Flavonoids have many beneficial properties, such as antioxidant, free radical scavenging, hepatoprotective, cardioprotective, anti-inflammatory, immunomodulatory, antiangiogenic, antiviral, anticancer activities, and antidepressant-like effects [82,89-91]. Various flavonoids (vitexin, and baicalin) and other phytochemical compounds such as curcumin (diarylheptanoid), lycopene(carotene), and ginsenoside(triterpenes), have neuroprotective effects against ischemic-induced injury [92]. Moreover, flavonoids can modulate several key mitochondrial enzymatic pathways [93]. Redox potentials associated with flavonoids' chemical structure allow these compounds to thermodynamically scavenge ROS, including hydroxyl, superoxide, alkoxyl, alkyl-peroxyl, and nitric oxide radicals [94]. On the other hand, the oxidized reactive byproducts of the redox and scavenging mechanisms of flavonoids chemically destabilize these compounds [95]. Notably, the redox properties of flavonoids vary with the cellular conditions, dosage, treatment time, experimental model, tumorigenic state, and other factors. Under specific cellular conditions such as the occurrence of environmental factors or stressors, the antioxidants can act also as prooxidants. The pro-oxidant activity of flavonoids,e.g., luteolin and fisetin, can be characterized by the ability to undergo autoxidation catalyzed by the transition metals to produce superoxide anions [96,97]. For the determination of prooxidant status is important to evaluate various reductant-oxidant markers such as glutathione(GSH) to GSSG, NADPH to NAPD-, and NADH to NAD-[98]. Prooxidant properties of flavonoids can cause oxidative damage through reactions with different biomolecules, such as lipids, proteins, and DNA [99,100].

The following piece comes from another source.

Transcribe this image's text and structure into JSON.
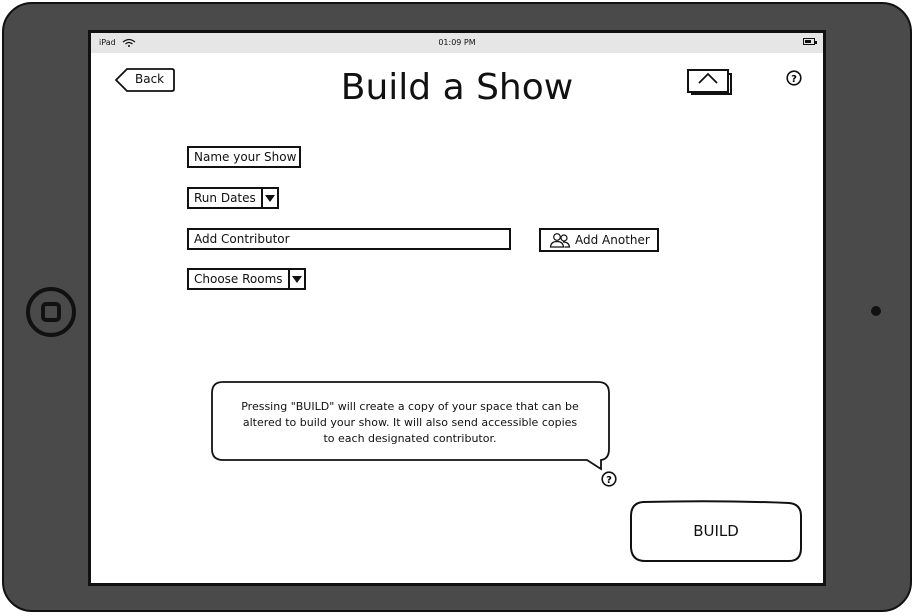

Flavonoids generally exhibit low oral bioavailability due to their poor aqueous solubility. The composition of their sources can also affect their bioavailability. Therefore, the gut microbiome is crucial for the absorption and metabolism of flavonoids [101]. Anthocyanidins and pro-anthocyanidins have the lowest bioavailability, while quercetin glucosides, catechin, flavanones, isoflavones, and gallic acid have the highest one [102]. This is the issue that has to be considered from a biotechnological point of view for increasing their bioavailability and facilitating clinical implementation.

Flavonoids provide a valuable contribution to the framework of 3 PM. The role of 3 PM is to introduce predictive analytical approaches by cost-effective targeted prevention and personalization of medical services. Predispositions and early diagnostics, targeting high-risk individuals, individualized patient profiling, and patient stratification could significantly improve the therapeutic strategies for various diseases [12]. Despite the above-mentioned limitations, flavonoids represent environmentally friendly and cost-effective substances with minimal side effects during long-term administration. Health beneficial effects of flavonoids are promising for 3 PM concepts including predictive approaches, targeted prevention, and personalization of medical services, that can positively influence preventive and therapeutic strategies, eg., anti-cancer effects of flavonoids that can inhibit the initiation of metastasis and their spread in high-risk individuals [86].